Learning Timeline
Key Insights
The Advantages of Gemini's Multimodal Capabilities
Unlike traditional models that require a separate Audio-to-Text conversion step (like Whisper), Gemini can process audio files directly as multimodal input. This makes the workflow faster and easier to manage within a single node.
Folder Organization Tips
Ensure that audio files and transcripts are stored in the same folder or a dedicated directory to avoid confusion when managing hundreds of recordings.
Prompts
Audio Transcription Prompt
Target:
Google Gemini (Multimodal)
Please provide a complete and accurate transcription of the attached audio file. Maintain the original structure of the conversation and include speaker labels if possible.
Step by Step
Setting Up an n8n Automated Transcription Workflow
- Open the n8n dashboard and create a new workflow.

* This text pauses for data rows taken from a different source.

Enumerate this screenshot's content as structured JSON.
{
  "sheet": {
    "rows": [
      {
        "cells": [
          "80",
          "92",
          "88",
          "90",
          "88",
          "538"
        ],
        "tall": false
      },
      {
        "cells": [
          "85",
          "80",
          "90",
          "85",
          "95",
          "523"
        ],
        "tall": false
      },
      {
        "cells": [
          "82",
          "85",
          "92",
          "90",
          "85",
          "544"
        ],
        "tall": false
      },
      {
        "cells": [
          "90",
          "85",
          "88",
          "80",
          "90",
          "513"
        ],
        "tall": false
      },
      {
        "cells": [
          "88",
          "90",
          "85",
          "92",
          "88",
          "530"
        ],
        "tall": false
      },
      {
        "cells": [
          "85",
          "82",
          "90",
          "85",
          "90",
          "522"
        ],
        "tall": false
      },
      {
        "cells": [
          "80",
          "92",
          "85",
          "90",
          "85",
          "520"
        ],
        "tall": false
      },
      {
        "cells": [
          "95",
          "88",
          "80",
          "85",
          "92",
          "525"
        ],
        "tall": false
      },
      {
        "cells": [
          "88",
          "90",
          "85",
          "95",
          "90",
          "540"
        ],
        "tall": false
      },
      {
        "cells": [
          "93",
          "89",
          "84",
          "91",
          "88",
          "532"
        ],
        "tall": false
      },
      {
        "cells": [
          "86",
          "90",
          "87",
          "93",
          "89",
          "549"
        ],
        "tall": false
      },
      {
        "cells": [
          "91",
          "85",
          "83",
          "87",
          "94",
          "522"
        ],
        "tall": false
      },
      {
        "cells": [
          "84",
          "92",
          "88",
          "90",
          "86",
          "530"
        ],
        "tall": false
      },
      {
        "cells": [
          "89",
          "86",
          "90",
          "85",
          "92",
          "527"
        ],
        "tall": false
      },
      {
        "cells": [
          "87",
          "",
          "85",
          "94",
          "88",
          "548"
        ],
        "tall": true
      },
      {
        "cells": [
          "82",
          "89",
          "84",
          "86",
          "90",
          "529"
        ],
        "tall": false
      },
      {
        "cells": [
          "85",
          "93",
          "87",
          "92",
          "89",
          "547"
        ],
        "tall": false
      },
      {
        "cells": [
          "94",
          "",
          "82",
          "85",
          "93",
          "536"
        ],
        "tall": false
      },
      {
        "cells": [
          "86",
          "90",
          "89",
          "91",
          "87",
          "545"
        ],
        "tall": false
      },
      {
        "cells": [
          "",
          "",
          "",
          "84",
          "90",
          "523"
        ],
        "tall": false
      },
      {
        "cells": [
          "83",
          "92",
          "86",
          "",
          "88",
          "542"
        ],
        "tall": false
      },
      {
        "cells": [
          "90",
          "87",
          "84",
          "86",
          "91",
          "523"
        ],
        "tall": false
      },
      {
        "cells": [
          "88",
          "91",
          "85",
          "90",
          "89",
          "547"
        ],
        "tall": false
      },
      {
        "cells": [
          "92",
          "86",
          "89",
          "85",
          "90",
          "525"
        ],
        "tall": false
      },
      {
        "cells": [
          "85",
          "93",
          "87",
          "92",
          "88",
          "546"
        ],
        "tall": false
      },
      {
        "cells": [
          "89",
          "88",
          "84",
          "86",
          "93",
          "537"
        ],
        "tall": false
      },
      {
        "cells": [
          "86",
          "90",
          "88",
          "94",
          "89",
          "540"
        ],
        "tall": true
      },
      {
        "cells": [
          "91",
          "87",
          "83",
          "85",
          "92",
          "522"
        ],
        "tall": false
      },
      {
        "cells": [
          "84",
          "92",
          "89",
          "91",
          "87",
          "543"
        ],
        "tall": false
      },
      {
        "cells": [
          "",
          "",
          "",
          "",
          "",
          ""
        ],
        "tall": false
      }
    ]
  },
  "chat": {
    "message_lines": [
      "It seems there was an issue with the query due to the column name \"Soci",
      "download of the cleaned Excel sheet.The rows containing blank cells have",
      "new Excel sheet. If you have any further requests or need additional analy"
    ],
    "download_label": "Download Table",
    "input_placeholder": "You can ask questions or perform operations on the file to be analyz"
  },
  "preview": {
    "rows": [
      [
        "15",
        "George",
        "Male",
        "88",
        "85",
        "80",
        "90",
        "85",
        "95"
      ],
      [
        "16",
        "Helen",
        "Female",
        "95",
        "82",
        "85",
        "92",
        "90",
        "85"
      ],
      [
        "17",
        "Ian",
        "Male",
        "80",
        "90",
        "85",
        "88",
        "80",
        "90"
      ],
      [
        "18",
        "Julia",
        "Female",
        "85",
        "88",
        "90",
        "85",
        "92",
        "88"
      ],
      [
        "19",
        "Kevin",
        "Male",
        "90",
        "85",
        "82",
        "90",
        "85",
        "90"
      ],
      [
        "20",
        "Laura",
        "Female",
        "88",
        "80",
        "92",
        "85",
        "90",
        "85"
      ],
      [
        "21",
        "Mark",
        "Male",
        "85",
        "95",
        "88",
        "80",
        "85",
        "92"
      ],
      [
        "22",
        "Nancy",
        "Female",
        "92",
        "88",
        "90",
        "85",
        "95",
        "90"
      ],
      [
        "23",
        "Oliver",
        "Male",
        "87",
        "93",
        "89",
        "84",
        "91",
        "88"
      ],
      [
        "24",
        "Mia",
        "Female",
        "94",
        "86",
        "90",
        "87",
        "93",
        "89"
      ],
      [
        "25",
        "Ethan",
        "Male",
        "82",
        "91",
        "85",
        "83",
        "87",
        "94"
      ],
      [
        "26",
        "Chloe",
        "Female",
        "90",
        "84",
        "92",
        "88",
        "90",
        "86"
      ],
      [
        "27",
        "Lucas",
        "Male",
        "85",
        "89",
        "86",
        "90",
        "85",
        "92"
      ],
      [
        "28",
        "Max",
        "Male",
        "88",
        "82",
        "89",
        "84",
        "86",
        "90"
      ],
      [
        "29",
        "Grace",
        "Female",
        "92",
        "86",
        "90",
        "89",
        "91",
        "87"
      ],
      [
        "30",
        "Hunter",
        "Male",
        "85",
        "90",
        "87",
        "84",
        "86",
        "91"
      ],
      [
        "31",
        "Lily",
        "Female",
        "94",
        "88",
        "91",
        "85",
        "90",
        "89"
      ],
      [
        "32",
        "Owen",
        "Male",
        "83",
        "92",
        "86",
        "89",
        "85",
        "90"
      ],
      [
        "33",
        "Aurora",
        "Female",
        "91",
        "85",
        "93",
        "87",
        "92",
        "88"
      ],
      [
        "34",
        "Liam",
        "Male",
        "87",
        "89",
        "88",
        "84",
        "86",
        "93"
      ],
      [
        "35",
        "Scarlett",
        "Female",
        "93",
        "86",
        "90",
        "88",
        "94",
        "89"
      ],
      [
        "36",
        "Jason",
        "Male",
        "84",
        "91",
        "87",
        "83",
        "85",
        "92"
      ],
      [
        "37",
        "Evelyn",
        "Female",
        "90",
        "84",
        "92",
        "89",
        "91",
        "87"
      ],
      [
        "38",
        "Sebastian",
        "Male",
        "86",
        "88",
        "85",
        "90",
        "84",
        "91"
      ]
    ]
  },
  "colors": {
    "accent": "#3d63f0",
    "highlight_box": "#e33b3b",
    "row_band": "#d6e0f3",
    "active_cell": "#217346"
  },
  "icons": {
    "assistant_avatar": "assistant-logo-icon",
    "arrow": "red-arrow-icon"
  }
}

- Add a 'Google Drive Trigger' node and set 'Watch for' to 'File Created' within the 'Workshop Recordings' folder.
- Add a 'Google Drive' node with the 'Download File' action to fetch the newly uploaded audio file.
- Connect that node to a 'Google Gemini' node (use Gemini 1.5 Pro or Flash for multimodal support).
- In the Gemini node, configure the model to accept audio input and enter your transcription prompt.
- Add another 'Google Drive' node with the 'Upload File' action after the Gemini node.
- Map the text output from Gemini to the content of the new file in Google Drive.
- Name the output file using the suffix '_transcript.txt'.
- Click 'Execute Workflow' to test the automation.